Imaginez un instant que l’Afrique perde chaque année l’équivalent du PIB de certains pays en raison de transferts de fonds illicites. C’est malheureusement une réalité alarmante, avec 88,6 milliards de dollars qui s’évaporent du continent africain, privant les populations de ressources essentielles pour les infrastructures, la santé et l’éducation. Face à ce fléau, une lueur d’espoir émerge : les technologies blockchain et d’intelligence artificielle (IA) pourraient bien être des armes redoutables pour endiguer ces flux financiers opaques.
La blockchain, un rempart contre les transferts illicites
C’est ce qu’a affirmé Olanipekun Olukoyede, président de la Commission des crimes économiques et financiers (EFCC) du Nigeria, lors d’une conférence panafricaine en Tunisie. Selon lui, ces technologies innovantes peuvent aider à traquer et combattre efficacement les activités illicites qui drainent les ressources de l’Afrique.
Mais le chemin est semé d’embûches. Olukoyede a souligné les défis techniques, juridiques et politiques qui compliquent le traçage, le gel et le rapatriement des fonds illicites.

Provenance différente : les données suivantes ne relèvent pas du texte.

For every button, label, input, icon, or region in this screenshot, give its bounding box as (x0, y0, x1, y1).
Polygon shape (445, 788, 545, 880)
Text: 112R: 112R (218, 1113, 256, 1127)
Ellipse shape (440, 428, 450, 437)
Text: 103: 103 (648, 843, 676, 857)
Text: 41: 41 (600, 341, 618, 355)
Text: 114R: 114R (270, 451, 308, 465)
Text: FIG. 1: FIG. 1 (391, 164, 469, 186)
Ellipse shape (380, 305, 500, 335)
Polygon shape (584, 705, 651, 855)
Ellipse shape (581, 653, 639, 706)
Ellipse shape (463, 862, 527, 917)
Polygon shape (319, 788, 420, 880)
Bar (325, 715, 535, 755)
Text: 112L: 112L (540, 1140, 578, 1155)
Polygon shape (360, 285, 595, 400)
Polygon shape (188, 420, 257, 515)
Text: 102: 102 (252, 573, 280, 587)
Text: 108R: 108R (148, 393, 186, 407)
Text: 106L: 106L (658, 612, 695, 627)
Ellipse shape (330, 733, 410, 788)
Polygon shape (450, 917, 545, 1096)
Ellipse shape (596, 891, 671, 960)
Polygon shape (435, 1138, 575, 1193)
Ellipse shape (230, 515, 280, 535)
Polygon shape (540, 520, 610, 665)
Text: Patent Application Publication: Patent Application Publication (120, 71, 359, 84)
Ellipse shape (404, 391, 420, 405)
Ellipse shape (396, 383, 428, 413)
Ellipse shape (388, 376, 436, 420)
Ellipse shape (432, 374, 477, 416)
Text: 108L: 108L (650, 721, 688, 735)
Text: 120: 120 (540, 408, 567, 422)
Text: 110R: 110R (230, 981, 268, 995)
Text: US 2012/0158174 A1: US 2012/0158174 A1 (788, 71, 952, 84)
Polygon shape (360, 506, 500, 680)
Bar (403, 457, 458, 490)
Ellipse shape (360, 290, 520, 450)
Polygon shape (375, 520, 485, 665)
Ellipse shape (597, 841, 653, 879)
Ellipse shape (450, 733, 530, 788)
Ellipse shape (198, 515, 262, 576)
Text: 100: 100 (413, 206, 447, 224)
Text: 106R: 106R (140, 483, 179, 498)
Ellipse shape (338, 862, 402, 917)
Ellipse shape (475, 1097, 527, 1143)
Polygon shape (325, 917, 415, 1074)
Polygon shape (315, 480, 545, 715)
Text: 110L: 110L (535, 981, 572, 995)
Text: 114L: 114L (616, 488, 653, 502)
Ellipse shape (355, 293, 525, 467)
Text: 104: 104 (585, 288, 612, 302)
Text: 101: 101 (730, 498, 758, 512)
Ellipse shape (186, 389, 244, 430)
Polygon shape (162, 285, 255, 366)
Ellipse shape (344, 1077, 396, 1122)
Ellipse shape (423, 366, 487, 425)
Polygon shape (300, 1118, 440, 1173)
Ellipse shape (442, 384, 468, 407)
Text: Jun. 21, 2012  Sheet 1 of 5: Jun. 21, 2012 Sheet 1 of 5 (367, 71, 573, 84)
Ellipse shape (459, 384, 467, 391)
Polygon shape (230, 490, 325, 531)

Il appelle à un renforcement des cadres légaux et institutionnels dans tous les pays africains pour une lutte plus efficace contre ces flux financiers illégaux.
Le Nigeria en première ligne
Le Nigeria n’est pas épargné par ce fléau. Olukoyede a révélé que des terroristes utilisent de plus en plus des traders de cryptomonnaies pour financer leurs activités dans le pays. Certains jeunes traders sont exploités à leur insu par des financiers du terrorisme, compliquant les efforts pour suivre et stopper ces flux.
L’EFCC nigériane multiplie les actions. Elle a bloqué 1 146 comptes bancaires impliqués dans des opérations de change non autorisées, de blanchiment d’argent et de financement du terrorisme, dont un nombre important lié à des plateformes de trading de crypto-monnaies peer-to-peer. L’EFCC a également récupéré pour 20 millions de dollars de cryptomonnaies auprès de fraudeurs.
Binance dans le collimateur
La plateforme d’échange de cryptomonnaies Binance et l’un de ses dirigeants font l’objet de poursuites pénales de la part de l’EFCC pour blanchiment d’argent et évasion fiscale. L’EFCC entend bien tenir les acteurs des cryptomonnaies responsables de leurs agissements.
Les cryptos, vecteurs de blanchiment d’argent
Le problème dépasse les frontières du Nigeria. Selon un rapport de l’Office des Nations unies contre la drogue et le crime (ONUDC), les cryptomonnaies, associées à l’essor des casinos en ligne illégaux, ont contribué à la prolifération de la finance souterraine et du blanchiment d’argent en Asie de l’Est et du Sud-Est.
Exemples de l’impact des cryptomonnaies sur le blanchiment d’argent :
- Intégration de milliards de dollars de produits illicites dans le système financier via des échanges et portefeuilles de cryptomonnaies.
- Mélange de fonds et réalisation de transactions de manière anonyme par des groupes criminels organisés.
- Allégations de blanchiment de 35,4 millions de dollars et d’évasion fiscale visant Binance au Nigeria.
Face à ces risques substantiels, les régulateurs se mobilisent. Au Royaume-Uni, la Financial Conduct Authority (FCA) classe les entreprises de cryptomonnaies comme des domaines à haut risque d’exploitation entre 2022 et 2023. Les forces de l’ordre britanniques déploient des conseillers tactiques spécialisés pour saisir les actifs numériques liés aux activités criminelles.
Une mobilisation internationale indispensable
Pour Olanipekun Olukoyede, la lutte contre les flux financiers illicites exige un renforcement des capacités, des systèmes juridiques robustes et une meilleure coordination aux niveaux national, régional et international. Il plaide pour l’utilisation de technologies avancées comme l’analyse de données, la blockchain et l’IA afin d’améliorer le traçage et la récupération des avoirs.
Face à l’ampleur du défi, une mobilisation globale s’impose. Gouvernements, régulateurs, forces de l’ordre et acteurs de l’industrie doivent unir leurs efforts pour exploiter le potentiel de la blockchain et de l’IA dans la lutte contre les transferts de fonds illicites. C’est à ce prix que l’Afrique pourra préserver ses ressources cruciales pour son développement et offrir un avenir meilleur à ses populations.